Her 10 yılda bir darbe yaptınız, yüzbinlerce insanımızı zindanlara tıkadınız, tarifi edilemeyecek işkencelere tabii tutunuz, sağlam kalanları da sözde salıverdiniz, ama cadde ortasında enselerine birer kurşun sıkıp ortadan kaldırdınız…

Köylerimizi ateşe verdiniz...

Evlerimizi başımıza yıktınız...

Dışkı yedirdiniz...

İbreti âlem olsun diye,

Öldürüp-cesetlerimizi yerlerde sürüklediniz

Yüzbinlerimizi sürgünlere tabii tuttunuz...

Yine Olmadı;

Fitne yaydınız içimize, itirafçı ve cahil Kürtleri satın aldınız…

Kardeşi kardeşe öldürtünüz...

Vedat Aydın’ı aldınız bizden...

Yaşlı bilge Musa Anterimiz’e boyun eğdiremediğiniz için katlederek susturdunuz…

Hey haat !...

Halen kardeşlik felsefesinden söz ediyorsunuz...

Dünya’nın neresinde olursa olsun, burnu kanayan her Türkmen için yırtınıyorsunuz, silah başta olmak üzere her türlü yardımı gönderiyorsunuz...

Terör Örgütü Hamas’a her türlü yardımda bulunuyorsunuz...

Öte yandan, burnunuzun dibinde bütün hak ve hukukları ayaklar altına alınmış, Hamas’ın sahip olduğu hakların % 1’ne dahi sahip olamamış Rojava’daki “Kürt Kardeşlerinizin“ statü sahibi olmamaları için adeta çırpınıyorsunuz, yanlış örgütlenmelerine neden oluyorsunuz...

Hamas’ın yüzde biri kadar şiddet kullanmayan PKK’ye de terörist dememizi bekliyorsunuz…

Demeyeceğiz işte!

Bu örgüt ile ne kadar sorunlu olduğumuzu dünya-alem biliyor,

Kendi ellerinizle yarattığınız o Örgütü alın başınıza çalın!

Ama devleti Cumhuriyetinizin sömürgeci politikasından dolayı şu veya bu şekilde Örgüt saflarında bulunan yüzbinlerce insanımızın hatırına ve Kürdistan için verdikleri emeklerine dayanarak, biz terörist demeyeceğiz, sizde bunu bize söyletemeyeceksiniz. Aynen TAHİR ELÇİ gibi!

Velhasıl i kelâm;

İstediğiniz kadar adına Faili meçhul deyin, bu barbarca eylemleri önlemek sizin görevinizdir...
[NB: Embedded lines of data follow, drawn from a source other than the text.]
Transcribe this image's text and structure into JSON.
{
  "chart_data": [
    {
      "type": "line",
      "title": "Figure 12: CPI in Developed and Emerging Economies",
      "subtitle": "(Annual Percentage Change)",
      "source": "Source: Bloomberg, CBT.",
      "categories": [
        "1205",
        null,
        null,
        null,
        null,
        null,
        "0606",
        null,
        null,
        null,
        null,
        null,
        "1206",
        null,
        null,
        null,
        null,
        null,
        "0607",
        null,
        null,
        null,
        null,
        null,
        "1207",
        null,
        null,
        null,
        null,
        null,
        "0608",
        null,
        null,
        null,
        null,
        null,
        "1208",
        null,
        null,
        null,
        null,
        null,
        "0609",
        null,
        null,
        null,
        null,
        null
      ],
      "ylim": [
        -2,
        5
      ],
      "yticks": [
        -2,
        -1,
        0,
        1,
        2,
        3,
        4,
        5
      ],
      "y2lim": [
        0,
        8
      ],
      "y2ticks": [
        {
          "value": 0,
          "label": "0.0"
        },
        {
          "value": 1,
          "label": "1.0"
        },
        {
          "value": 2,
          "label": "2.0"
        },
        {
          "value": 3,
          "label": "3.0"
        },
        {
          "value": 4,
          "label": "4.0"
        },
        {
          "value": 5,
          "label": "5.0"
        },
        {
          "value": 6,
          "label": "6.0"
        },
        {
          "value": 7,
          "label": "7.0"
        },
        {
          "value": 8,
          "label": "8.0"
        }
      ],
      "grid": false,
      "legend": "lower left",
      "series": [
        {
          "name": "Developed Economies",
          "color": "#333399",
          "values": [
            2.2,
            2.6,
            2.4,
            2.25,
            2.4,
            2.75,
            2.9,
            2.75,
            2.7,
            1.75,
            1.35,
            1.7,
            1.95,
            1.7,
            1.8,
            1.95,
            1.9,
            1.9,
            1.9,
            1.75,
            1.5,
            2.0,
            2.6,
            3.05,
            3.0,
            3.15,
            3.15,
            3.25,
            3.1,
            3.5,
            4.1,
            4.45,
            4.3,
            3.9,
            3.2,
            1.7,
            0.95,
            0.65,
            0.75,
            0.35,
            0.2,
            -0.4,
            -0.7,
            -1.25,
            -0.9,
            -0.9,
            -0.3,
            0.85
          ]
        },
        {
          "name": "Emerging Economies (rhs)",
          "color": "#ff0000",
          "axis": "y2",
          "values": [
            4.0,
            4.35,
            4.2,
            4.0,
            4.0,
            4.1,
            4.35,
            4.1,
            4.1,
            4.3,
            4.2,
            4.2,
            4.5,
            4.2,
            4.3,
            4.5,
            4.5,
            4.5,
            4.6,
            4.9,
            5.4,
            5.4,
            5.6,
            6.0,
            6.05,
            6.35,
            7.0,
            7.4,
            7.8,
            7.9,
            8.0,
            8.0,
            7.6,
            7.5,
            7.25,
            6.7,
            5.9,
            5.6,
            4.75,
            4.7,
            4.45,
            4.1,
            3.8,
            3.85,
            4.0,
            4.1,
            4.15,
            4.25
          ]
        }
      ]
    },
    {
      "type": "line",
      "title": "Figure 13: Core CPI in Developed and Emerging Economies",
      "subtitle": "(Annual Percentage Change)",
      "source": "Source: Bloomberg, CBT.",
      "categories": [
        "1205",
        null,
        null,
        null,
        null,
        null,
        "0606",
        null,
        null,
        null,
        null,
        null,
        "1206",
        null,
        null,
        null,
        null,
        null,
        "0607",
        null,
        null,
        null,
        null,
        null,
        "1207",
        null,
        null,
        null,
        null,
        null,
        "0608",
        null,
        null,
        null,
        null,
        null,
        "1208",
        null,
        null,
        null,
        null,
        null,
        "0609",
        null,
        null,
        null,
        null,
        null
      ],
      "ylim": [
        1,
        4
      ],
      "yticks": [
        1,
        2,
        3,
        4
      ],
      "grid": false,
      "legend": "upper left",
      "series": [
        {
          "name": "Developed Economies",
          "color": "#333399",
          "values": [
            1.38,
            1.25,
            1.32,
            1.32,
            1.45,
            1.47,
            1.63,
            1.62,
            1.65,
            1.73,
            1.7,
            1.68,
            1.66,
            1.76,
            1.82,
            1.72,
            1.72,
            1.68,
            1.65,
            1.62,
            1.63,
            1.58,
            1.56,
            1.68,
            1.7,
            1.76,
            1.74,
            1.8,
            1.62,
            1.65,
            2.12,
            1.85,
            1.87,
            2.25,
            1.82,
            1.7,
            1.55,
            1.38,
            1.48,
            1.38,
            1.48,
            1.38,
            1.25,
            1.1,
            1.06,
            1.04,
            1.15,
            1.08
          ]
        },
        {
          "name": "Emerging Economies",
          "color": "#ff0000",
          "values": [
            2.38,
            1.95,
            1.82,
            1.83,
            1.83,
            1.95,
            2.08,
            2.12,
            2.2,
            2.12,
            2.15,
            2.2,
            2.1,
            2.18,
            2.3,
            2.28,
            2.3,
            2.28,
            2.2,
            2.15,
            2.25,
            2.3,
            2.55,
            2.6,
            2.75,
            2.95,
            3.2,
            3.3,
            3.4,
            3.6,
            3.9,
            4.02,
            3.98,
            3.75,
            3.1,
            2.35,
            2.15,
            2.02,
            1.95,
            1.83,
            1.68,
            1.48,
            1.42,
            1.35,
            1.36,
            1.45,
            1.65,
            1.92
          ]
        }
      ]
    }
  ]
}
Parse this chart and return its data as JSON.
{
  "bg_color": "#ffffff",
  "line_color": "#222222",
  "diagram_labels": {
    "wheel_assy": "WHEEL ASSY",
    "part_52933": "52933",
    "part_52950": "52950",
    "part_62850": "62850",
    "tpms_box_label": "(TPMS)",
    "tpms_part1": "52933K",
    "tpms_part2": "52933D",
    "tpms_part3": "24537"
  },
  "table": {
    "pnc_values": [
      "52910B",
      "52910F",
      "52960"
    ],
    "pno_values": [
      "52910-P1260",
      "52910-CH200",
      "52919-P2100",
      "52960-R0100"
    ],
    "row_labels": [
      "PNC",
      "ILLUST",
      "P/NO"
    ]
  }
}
Kaos yaratmak isteyen var deyip işin içinden sıyrılmak yok!

Önce sorunlu bir ülke olduğunuzu kabul edeceksiniz, sonra da uluslararası demokratik standartlara göre çözüm üretmeye bakacaksınız...

Ama maalesef buna da yanaşmıyorsunuz!

Bunu da yapmadığınız sürece suçlu olmaktan kurtulamayacaksınız!